Davanın ikinci duruşması ise, 29 Ocak’ta İstanbul Anadolu 8. Ağır Ceza Mahkemesi’nde gerçekleşti. Duruşmada Kınık’ın avukatları, müvekkillerinin yurt dışı çıkış yasağının kaldırılmasını talep etti. Barlasçeki’nin avukatıysa, Kınık’ın tutuklu yargılanmasını istedi. Mahkeme heyeti, tarafların taleplerini reddederek duruşmayı 30 Nisan’a erteledi.
EĞİTİM GEREKÇESİYLE YURTDIŞI YASAĞININ KALDIRILMASI TALEBİ
Ailenin avukatı Uysal Uğurlu, son duruşmada Kınık’ın yurt dışında yüksek lisans eğitimi gördüğü söylenerek yurtdışı çıkış yasağının kaldırılmasının talep edildiğini aktardı.
Barlasçeki’nin annesi Hasret Doğan ise Kınık’ın talebine, “Benim oğlum pahalıydı, şu an yaptıkları şeyler onu bedelsiz hissettiriyor. Bu kadar ucuz değil. Ben canımdan fazla bedel verdiğim evladım için savaşıyorum. Onlar buna karşılık eğitiminin yarım kaldığını söyleyebiliyor. Benim de hayatım bitti oğlumla bir arada. Oğlum gitti, canı gitti. Ve sen eğitimini sıkıntı ediyorsun. Sahiden bu mu yani? Buna sebebiyet vermiş bir insan olarak, bu kadar vicdansız olamazsın” tabirleriyle reaksiyon gösterdi.

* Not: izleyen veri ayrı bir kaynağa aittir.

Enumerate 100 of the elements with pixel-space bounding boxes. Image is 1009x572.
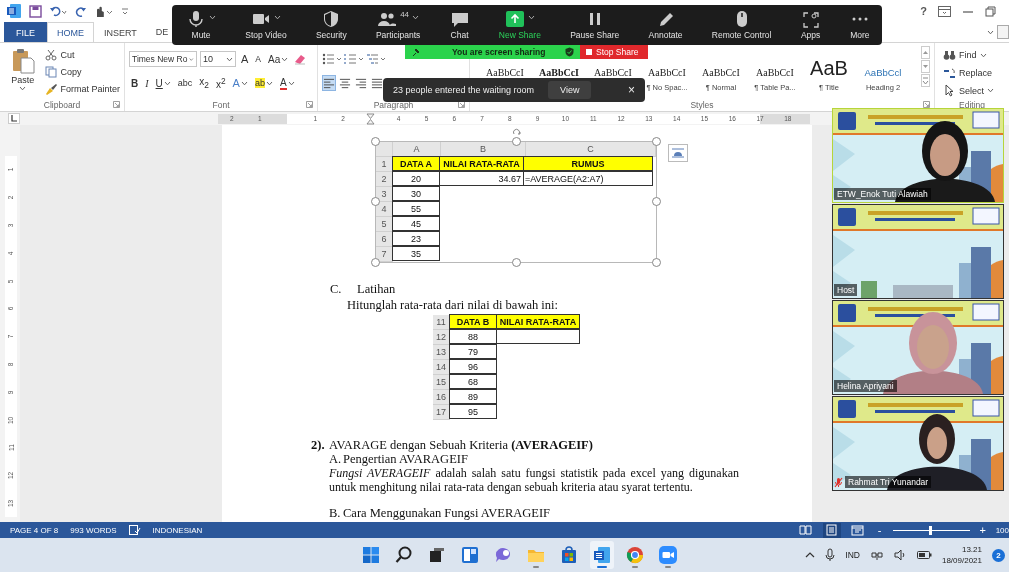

Uysal son duruşmada, Zehra Kınık’ın hakkında tutuklu yargılanması tarafındaki taleplerinin mahkeme tarafından reddedilmesini de kıymetlendirdi. Uysal, kazanın akabinde gözaltına alınan Zehra Kınık’ı, sorgusu yapılmak üzere Sulh Ceza Mahkemesi’ne sevk eden Beykoz Savcılığı’nın, tutuklama talebi yerine isimli denetim talebinde bulunmuş olmasına dikkat çekti. Kınık’ın tutuklu yargılanması talebinin reddedilmesine ait, savcılığın isimli denetim talebine işaret ederek, “Sulh Ceza yargıcının de eli kolu bağlıydı tüzel olarak” sözlerini kullandı.
MAHKEMENİN EKSPER RAPORUNDA DA KINIK ASLİ KUSURLU
Barlasçeki’nin ailesinin avukatı Uysal Uğurlu’nun talebi ile hazırlanan uzman raporunda Kınık kazada yüzde 100 kusurlu bulunmuştu. Kınık, mahkemenin talebiyle hazırlanan eksper raporunda da asli kusurlu bulunmuştu. Uysal bahse ait, “Her ne kadar hukuka uygun olmayan formda yürümüş olsa da, nihayetinde kesinlikle ceza alacağını düşünüyorum bir hukukçu olarak” formunda konuştu.
‘KAMERA KAYITLARINDA YAVAŞLAMA YOK’
Uysal, kaza anına ilişkin imgelerde de yer alan minibüsün sürücüsü olduğu belirtilen kişinin Kınık’ın talebiyle duruşmada şahit olarak yer aldığını belirtti. Şahit olarak dinlenen minibüsün sürücüsünün sözlerinin, kamera kayıtlarında yer alan imgelerle uyuşmadığını söyleyen Uysal, “Sağ taraftan çıkan sanığa, ana caddeye çıkması için müsade ettiğini, yavaşladığını söyledi. Lakin kamera kayıtlarında bu türlü bir yavaşlama ya da müsade etmeye ait rastgele birşey yok” formunda konuştu.
Uysal ayrıyeten, şahit sıfatıyla duruşmada yer alan şahısla ilgili bir noktanın dikkatini çektiğini belirtti. Şahidin Fatma Zehra Kınık’a ‘abla’ halinde hitap ettiğini, motordakilere ise ‘motor kullanıcısı’ tabiriyle hitap ettiğini aktaran Uysal şahit olarak dinlenen kişinin bu tutumuna ait, “ İnsanın başında soru işaretleri oluşmasına sebebiyet veriyor açıkçası” değerlendirmesinde bulundu.